The Bay Area has always been special to Young. He lived for many years in Marin County, until a forest fire razed his Point Reyes property in 1995. He and his family moved into their second home, in Hawaii. Last year, they relocated to South Carolina, his wife's home state.

However, Young maintains an organic Kona coffee farm in the islands and expects a bumper crop. "Last year, we had to do a severe pruning, because I let the trees get too big. I'm from Queens, New York, where there's only one tree on the sidewalk, with a little fence around it," he said. "To keep the dogs from..."

Young's mother was a violinist and, in Queens, the family used to gather around the piano in the evening and sing.

After being ejected from prep school in his teens, Young discovered the lure of the blues. He admired the earthy songs of John Lee Hooker and Muddy Waters.

At 20, Young, accompanying himself on guitar, recorded his first album, "Soul of a City Boy." On his second record, "Young Blood," supporting musicians included John Sebastian.

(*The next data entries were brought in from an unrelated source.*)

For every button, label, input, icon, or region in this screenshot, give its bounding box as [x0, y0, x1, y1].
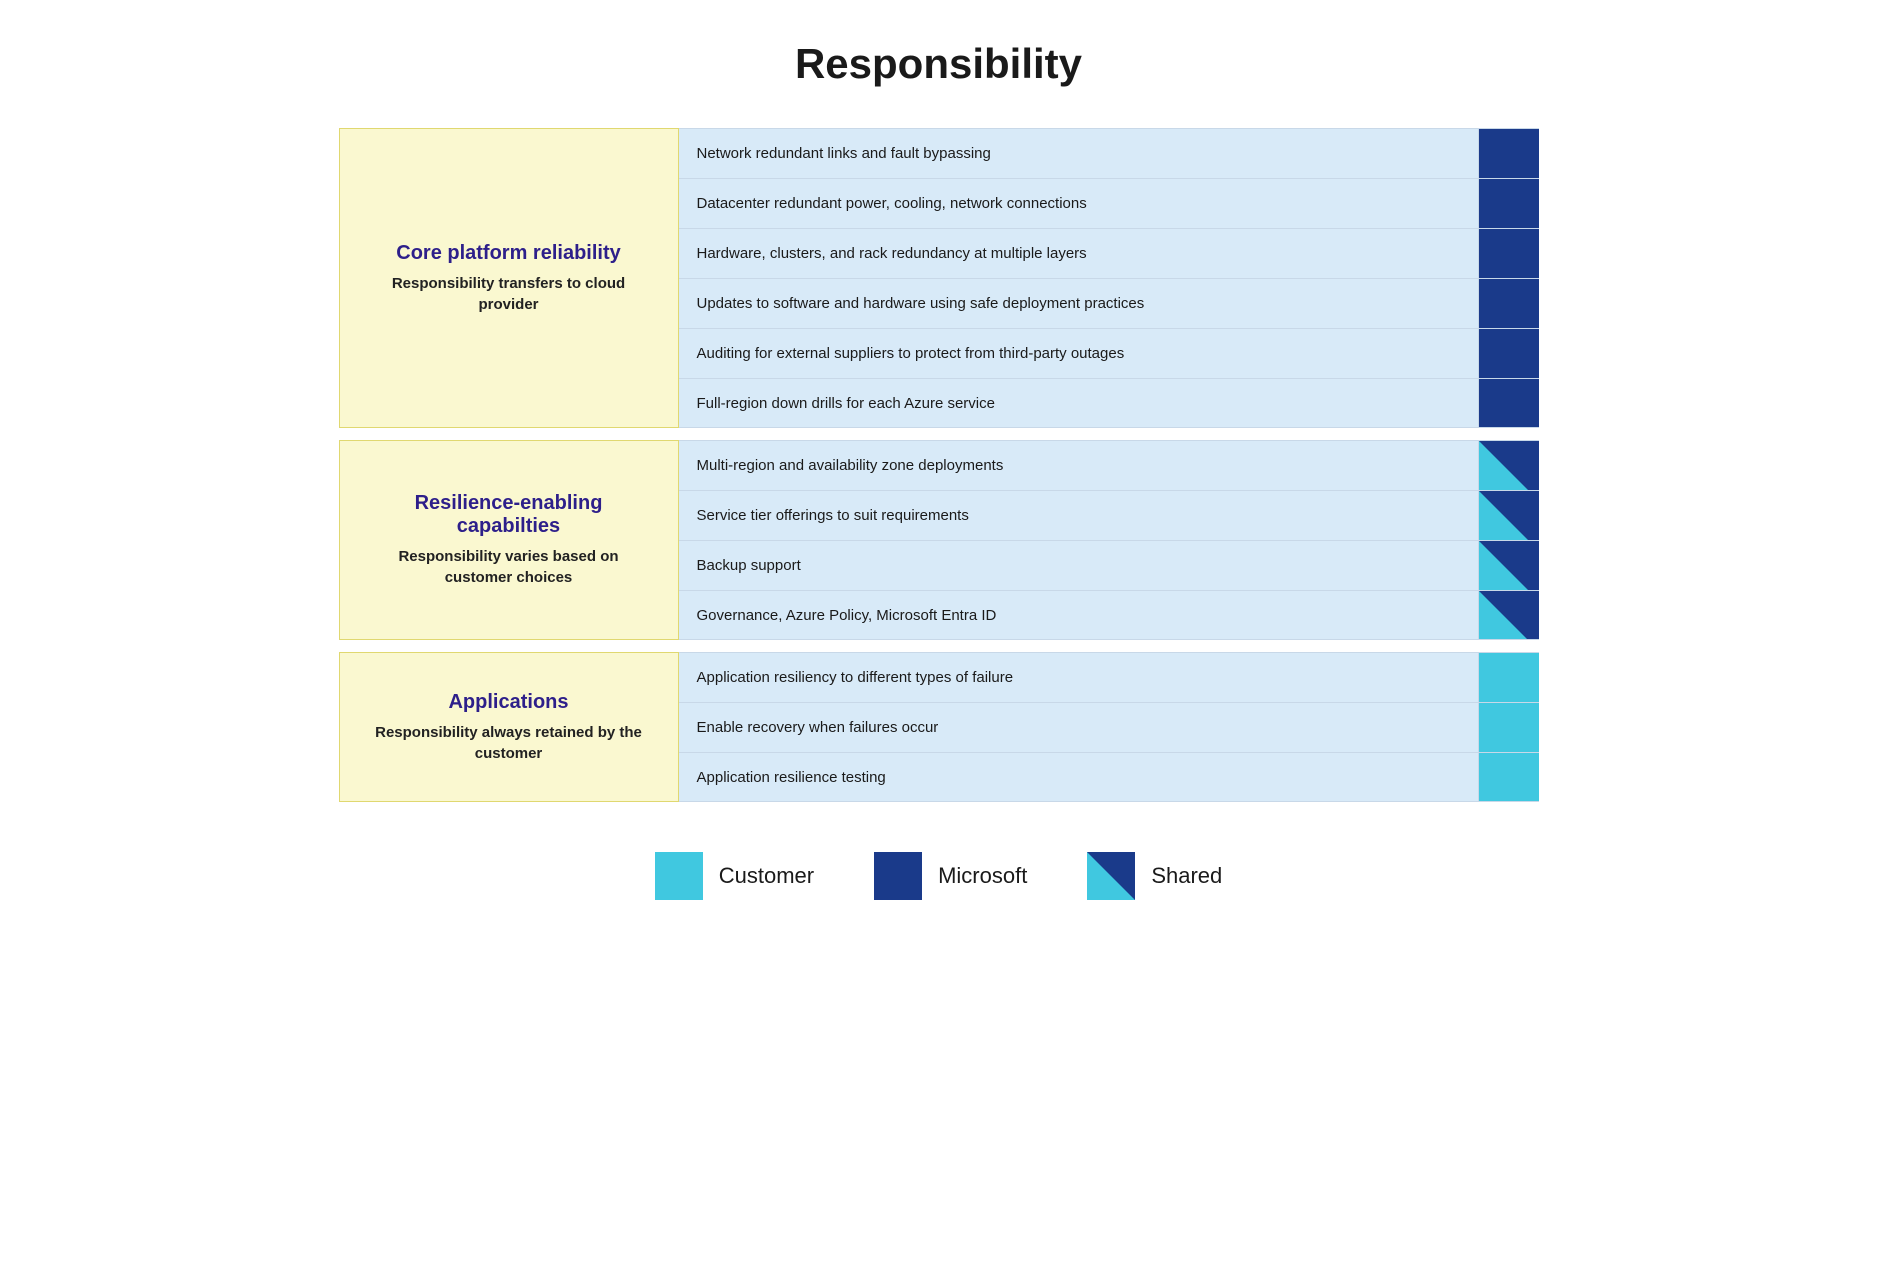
page-title: Responsibility: [795, 40, 1082, 88]
shared-indicator-icon: [1479, 541, 1539, 590]
legend-label-shared: Shared: [1151, 863, 1222, 889]
microsoft-indicator-icon: [1479, 179, 1539, 228]
section-subtext-applications: Responsibility always retained by the cu…: [370, 722, 648, 764]
microsoft-indicator-icon: [1479, 229, 1539, 278]
customer-indicator-icon: [1479, 703, 1539, 752]
legend-label-microsoft: Microsoft: [938, 863, 1027, 889]
item-indicator: [1479, 441, 1539, 490]
item-row: Enable recovery when failures occur: [679, 702, 1539, 752]
legend-item-shared: Shared: [1087, 852, 1222, 900]
item-text: Hardware, clusters, and rack redundancy …: [679, 229, 1479, 278]
item-indicator: [1479, 491, 1539, 540]
item-row: Auditing for external suppliers to prote…: [679, 328, 1539, 378]
microsoft-indicator-icon: [1479, 379, 1539, 427]
item-row: Hardware, clusters, and rack redundancy …: [679, 228, 1539, 278]
section-subtext-resilience-enabling: Responsibility varies based on customer …: [370, 546, 648, 588]
item-row: Governance, Azure Policy, Microsoft Entr…: [679, 590, 1539, 640]
legend-item-microsoft: Microsoft: [874, 852, 1027, 900]
microsoft-indicator-icon: [1479, 279, 1539, 328]
item-text: Application resiliency to different type…: [679, 653, 1479, 702]
section-label-applications: Applications Responsibility always retain…: [339, 652, 679, 802]
main-content: Core platform reliability Responsibility …: [339, 128, 1539, 802]
item-text: Full-region down drills for each Azure s…: [679, 379, 1479, 427]
customer-indicator-icon: [1479, 753, 1539, 801]
item-indicator: [1479, 129, 1539, 178]
item-text: Enable recovery when failures occur: [679, 703, 1479, 752]
item-row: Application resiliency to different type…: [679, 652, 1539, 702]
item-text: Updates to software and hardware using s…: [679, 279, 1479, 328]
item-text: Multi-region and availability zone deplo…: [679, 441, 1479, 490]
items-column-core-platform: Network redundant links and fault bypass…: [679, 128, 1539, 428]
shared-indicator-icon: [1479, 441, 1539, 490]
legend-swatch-shared: [1087, 852, 1135, 900]
item-row: Backup support: [679, 540, 1539, 590]
item-indicator: [1479, 591, 1539, 639]
item-text: Datacenter redundant power, cooling, net…: [679, 179, 1479, 228]
item-row: Multi-region and availability zone deplo…: [679, 440, 1539, 490]
item-row: Network redundant links and fault bypass…: [679, 128, 1539, 178]
item-text: Application resilience testing: [679, 753, 1479, 801]
legend: Customer Microsoft Shared: [655, 852, 1223, 900]
item-indicator: [1479, 329, 1539, 378]
item-indicator: [1479, 379, 1539, 427]
shared-indicator-icon: [1479, 591, 1539, 639]
item-row: Full-region down drills for each Azure s…: [679, 378, 1539, 428]
section-heading-core-platform: Core platform reliability: [396, 242, 621, 265]
item-indicator: [1479, 703, 1539, 752]
item-text: Service tier offerings to suit requireme…: [679, 491, 1479, 540]
items-column-applications: Application resiliency to different type…: [679, 652, 1539, 802]
item-text: Network redundant links and fault bypass…: [679, 129, 1479, 178]
item-text: Backup support: [679, 541, 1479, 590]
legend-item-customer: Customer: [655, 852, 814, 900]
item-indicator: [1479, 753, 1539, 801]
item-row: Datacenter redundant power, cooling, net…: [679, 178, 1539, 228]
legend-swatch-microsoft: [874, 852, 922, 900]
section-label-core-platform: Core platform reliability Responsibility …: [339, 128, 679, 428]
microsoft-indicator-icon: [1479, 329, 1539, 378]
customer-indicator-icon: [1479, 653, 1539, 702]
item-indicator: [1479, 653, 1539, 702]
item-indicator: [1479, 279, 1539, 328]
section-heading-resilience-enabling: Resilience-enabling capabilties: [370, 492, 648, 538]
section-core-platform: Core platform reliability Responsibility …: [339, 128, 1539, 428]
item-text: Governance, Azure Policy, Microsoft Entr…: [679, 591, 1479, 639]
section-heading-applications: Applications: [448, 691, 568, 714]
section-label-resilience-enabling: Resilience-enabling capabilties Responsib…: [339, 440, 679, 640]
section-applications: Applications Responsibility always retain…: [339, 652, 1539, 802]
item-row: Service tier offerings to suit requireme…: [679, 490, 1539, 540]
item-indicator: [1479, 229, 1539, 278]
section-resilience-enabling: Resilience-enabling capabilties Responsib…: [339, 440, 1539, 640]
legend-label-customer: Customer: [719, 863, 814, 889]
item-row: Updates to software and hardware using s…: [679, 278, 1539, 328]
shared-indicator-icon: [1479, 491, 1539, 540]
item-indicator: [1479, 179, 1539, 228]
section-subtext-core-platform: Responsibility transfers to cloud provid…: [370, 273, 648, 315]
item-text: Auditing for external suppliers to prote…: [679, 329, 1479, 378]
microsoft-indicator-icon: [1479, 129, 1539, 178]
item-row: Application resilience testing: [679, 752, 1539, 802]
legend-swatch-customer: [655, 852, 703, 900]
items-column-resilience-enabling: Multi-region and availability zone deplo…: [679, 440, 1539, 640]
item-indicator: [1479, 541, 1539, 590]
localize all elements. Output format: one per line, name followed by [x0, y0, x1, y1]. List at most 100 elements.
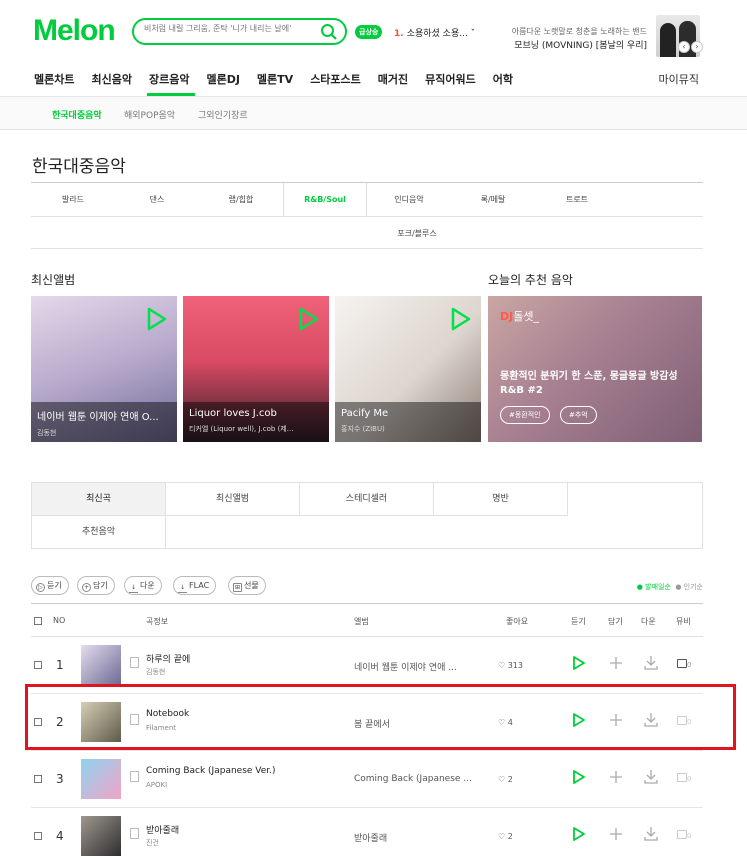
- song-album[interactable]: 받아줄래: [354, 831, 387, 844]
- mv-button[interactable]: 0: [677, 830, 691, 840]
- tab-new-albums[interactable]: 최신앨범: [166, 483, 300, 516]
- rising-text: 소용하셨 소용... ˇ: [406, 29, 476, 39]
- genre-folk-blues[interactable]: 포크/블루스: [357, 217, 477, 250]
- banner-next-button[interactable]: ›: [691, 41, 703, 53]
- col-album: 앨범: [354, 617, 369, 626]
- album-card[interactable]: Liquor loves J.cob 티커엘 (Liquor well), J.c…: [183, 296, 329, 442]
- play-icon[interactable]: [147, 307, 167, 331]
- nav-genre-music[interactable]: 장르음악: [149, 71, 189, 87]
- song-album[interactable]: Coming Back (Japanese ...: [354, 774, 472, 784]
- sort-by-date[interactable]: ● 발매일순: [637, 583, 671, 591]
- row-checkbox[interactable]: [34, 775, 42, 783]
- plus-icon: +: [82, 583, 91, 592]
- song-album[interactable]: 네이버 웹툰 이제야 연애 ...: [354, 660, 457, 673]
- nav-melon-dj[interactable]: 멜론DJ: [206, 71, 239, 87]
- listen-button[interactable]: ▷ 듣기: [31, 576, 69, 595]
- play-icon[interactable]: [299, 307, 319, 331]
- download-button[interactable]: ↓ 다운: [124, 576, 162, 595]
- row-checkbox[interactable]: [34, 661, 42, 669]
- genre-indie[interactable]: 인디음악: [367, 183, 451, 216]
- nav-melon-chart[interactable]: 멜론차트: [34, 71, 74, 87]
- nav-new-music[interactable]: 최신음악: [91, 71, 131, 87]
- song-title[interactable]: Coming Back (Japanese Ver.): [146, 766, 276, 776]
- album-artist[interactable]: 홍지수 (ZIBU): [341, 424, 475, 434]
- reco-dj-tag[interactable]: DJ돌셋_: [500, 308, 539, 324]
- nav-melon-tv[interactable]: 멜론TV: [257, 71, 293, 87]
- reco-hashtag[interactable]: #몽환적인: [500, 406, 550, 424]
- album-thumbnail[interactable]: [81, 759, 121, 799]
- genre-hiphop[interactable]: 랩/힙합: [199, 183, 283, 216]
- reco-dj-name: 돌셋_: [513, 310, 539, 323]
- gift-button[interactable]: ⊞ 선물: [228, 576, 266, 595]
- song-title[interactable]: 받아줄래: [146, 823, 179, 836]
- nav-music-award[interactable]: 뮤직어워드: [425, 71, 476, 87]
- reco-card[interactable]: DJ돌셋_ 몽환적인 분위기 한 스푼, 몽글몽글 방감성 R&B #2 #몽환적…: [488, 296, 702, 442]
- tab-steady-seller[interactable]: 스테디셀러: [300, 483, 434, 516]
- genre-trot[interactable]: 트로트: [535, 183, 619, 216]
- flac-button[interactable]: ↓ FLAC: [173, 576, 217, 595]
- table-row[interactable]: 3 Coming Back (Japanese Ver.) APOKI Comi…: [31, 751, 703, 808]
- add-to-playlist-icon[interactable]: [609, 769, 623, 785]
- song-info-icon[interactable]: [130, 828, 139, 839]
- sort-by-popularity[interactable]: ● 인기순: [675, 583, 703, 591]
- tab-recommended[interactable]: 추천음악: [32, 516, 166, 549]
- song-artist[interactable]: 김동현: [146, 667, 165, 677]
- play-icon[interactable]: [451, 307, 471, 331]
- add-to-playlist-icon[interactable]: [609, 655, 623, 671]
- song-info-icon[interactable]: [130, 657, 139, 668]
- subnav-korean-pop[interactable]: 한국대중음악: [52, 108, 102, 121]
- genre-ballad[interactable]: 발라드: [31, 183, 115, 216]
- row-checkbox[interactable]: [34, 832, 42, 840]
- table-row[interactable]: 4 받아줄래 진건 받아줄래 ♡ 2 0: [31, 808, 703, 864]
- song-title[interactable]: 하루의 끝에: [146, 652, 190, 665]
- melon-logo[interactable]: Melon: [33, 14, 116, 48]
- like-button[interactable]: ♡ 2: [498, 775, 513, 784]
- reco-hashtag[interactable]: #추억: [560, 406, 597, 424]
- search-input[interactable]: [144, 24, 314, 33]
- nav-my-music[interactable]: 마이뮤직: [659, 71, 699, 87]
- banner-ad-text[interactable]: 아름다운 노랫말로 청춘을 노래하는 밴드 모브닝 (MOVNING) [봄날의…: [512, 25, 647, 53]
- album-card[interactable]: Pacify Me 홍지수 (ZIBU): [335, 296, 481, 442]
- nav-star-post[interactable]: 스타포스트: [310, 71, 361, 87]
- mv-button[interactable]: 0: [677, 659, 691, 669]
- tab-classic-albums[interactable]: 명반: [434, 483, 568, 516]
- like-button[interactable]: ♡ 313: [498, 661, 523, 670]
- nav-magazine[interactable]: 매거진: [378, 71, 408, 87]
- album-thumbnail[interactable]: [81, 645, 121, 685]
- video-icon: [677, 659, 687, 668]
- download-icon[interactable]: [643, 655, 659, 671]
- mv-count: 0: [687, 832, 692, 840]
- subnav-other-genres[interactable]: 그외인기장르: [198, 108, 248, 121]
- mv-button[interactable]: 0: [677, 773, 691, 783]
- search-icon[interactable]: [320, 23, 338, 41]
- album-thumbnail[interactable]: [81, 816, 121, 856]
- album-title[interactable]: Pacify Me: [341, 408, 475, 419]
- select-all-checkbox[interactable]: [34, 617, 42, 625]
- rising-keyword[interactable]: 1. 소용하셨 소용... ˇ: [394, 26, 475, 39]
- song-artist[interactable]: APOKI: [146, 781, 167, 789]
- album-title[interactable]: 네이버 웹툰 이제야 연애 O...: [37, 408, 171, 423]
- song-artist[interactable]: 진건: [146, 838, 159, 848]
- genre-rnb-soul[interactable]: R&B/Soul: [283, 183, 367, 217]
- banner-prev-button[interactable]: ‹: [678, 41, 690, 53]
- add-button[interactable]: + 담기: [77, 576, 115, 595]
- nav-language[interactable]: 어학: [493, 71, 513, 87]
- genre-rock-metal[interactable]: 록/메탈: [451, 183, 535, 216]
- album-artist[interactable]: 티커엘 (Liquor well), J.cob (제...: [189, 424, 323, 434]
- download-icon[interactable]: [643, 826, 659, 842]
- subnav-foreign-pop[interactable]: 해외POP음악: [124, 108, 175, 121]
- play-icon[interactable]: [572, 769, 586, 785]
- like-button[interactable]: ♡ 2: [498, 832, 513, 841]
- genre-dance[interactable]: 댄스: [115, 183, 199, 216]
- play-icon[interactable]: [572, 826, 586, 842]
- album-card[interactable]: 네이버 웹툰 이제야 연애 O... 김동현: [31, 296, 177, 442]
- album-title[interactable]: Liquor loves J.cob: [189, 408, 323, 419]
- song-info-icon[interactable]: [130, 771, 139, 782]
- tab-new-songs[interactable]: 최신곡: [32, 483, 166, 516]
- download-icon[interactable]: [643, 769, 659, 785]
- reco-description[interactable]: 몽환적인 분위기 한 스푼, 몽글몽글 방감성 R&B #2: [500, 370, 678, 398]
- search-box[interactable]: [132, 18, 347, 45]
- album-artist[interactable]: 김동현: [37, 428, 171, 438]
- add-to-playlist-icon[interactable]: [609, 826, 623, 842]
- play-icon[interactable]: [572, 655, 586, 671]
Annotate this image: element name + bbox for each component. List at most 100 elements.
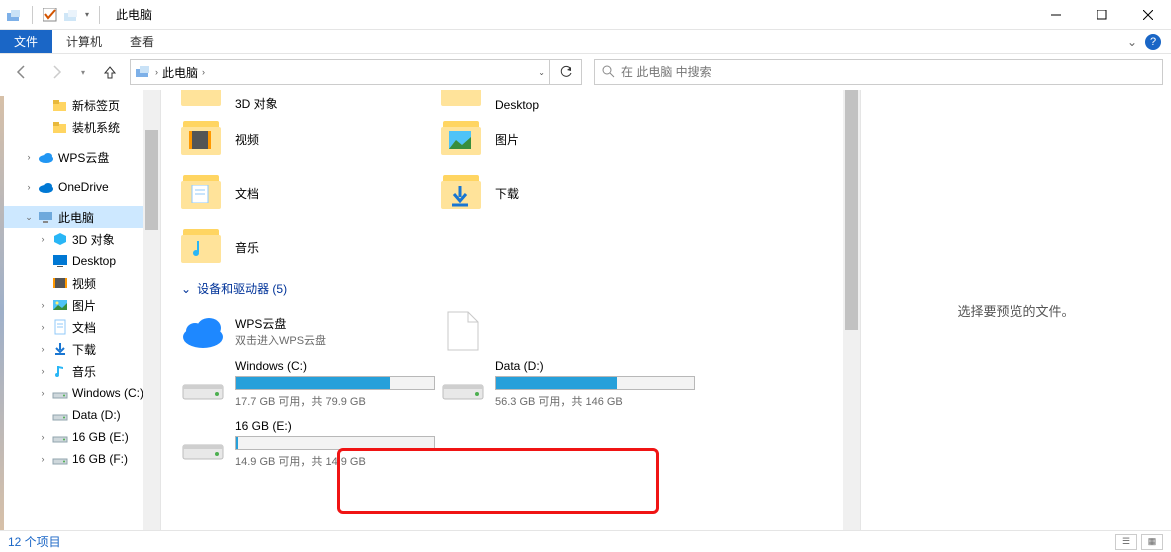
help-icon[interactable]: ? [1145,34,1161,50]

Later hooking up with guitarist Jerry Corbitt, keyboardist/guitarist Lowell "Banana" Levinger and drummer Joe Bauer, Young formed the Youngbloods. In 1969, the band vaulted to the top of the charts with their anthem of peace and brotherhood, "Get Together." Young's compositions "Sunlight" and "Darkness, Darkness" also earned hit status.

In the '70s, Young released a series of acclaimed, highly successful solo albums.

After the fire, Young took time off from performing. Then, in Hawaii, he became fascinated with the slack key guitar and toured with his grown sons, one a drummer, the other a bass player.

His current band includes Young's wife Connie, a classically trained violinist. "It works beautifully," he says. "Something new for me, to have a violin. And new for her, to not be reading music, to just be pouring it out of her head and her heart."

The band has an identity all its own. "That's why I call it Celtic Mambo. The violin takes it in a Celtic direction. When you hear 'Darkness, Darkness' with a fiddle, it sounds like it could have been written in Scotland in 1800. Then Louis [Pinault], our drummer, plays congas, which can take it in a real mambo direction.

"There is that mambo/samba influence in my music, from when I was young," he said.

Young was also influenced by the movie "Black Orpheus," and its soundtrack composed by Luiz Bonfa, as well as the quintessential samba record, "Getz/Gilberto."

"I wonder how many tens of thousands of musicians are still in love with the samba, from hearing that one album," Young said. "I'm certainly one of them."

Young's set includes several new songs, as well as such timeless classics as "Song for Juli" and "Light Shine."

Even hits, in the new band setting, sound fresh. "We have to keep the old man interested. If you're open to it, things happen. Connie and I have been together 20 years and we're just now exploring playing music together professionally."

Young grew to prominence in the '60s, when an entire generation was exploring new musical forms, as well as new social and political ideas. "That was a special, unusual time when millions of people around the world were dreaming the same dream."

Always one to give back to the community, Young has been involved in many worthy causes, including The Dream Foundation and No Nukes. His "The Peace Song" is included on "Take Me Home -- A Sampler of American Artists for Peace."

Though his music is ageless, Young says his activism isn't as active as it used to be. "I've slowed down. When I meet young people, I say, 'I'm fading in the energy department. Y'all have to look at what's going on in the world, get excited about something and raise hell about it, because you've got the energy to burn.' ... I did," he said.

Fans are thankful that Young continues to occasionally muster the energy to perform. "It's just something I need to do once in a while. I don't need to do it a lot. But it's one of the ways I contribute to the world at large. You certainly wouldn't want me to fix your car, if you were stranded," he chuckled.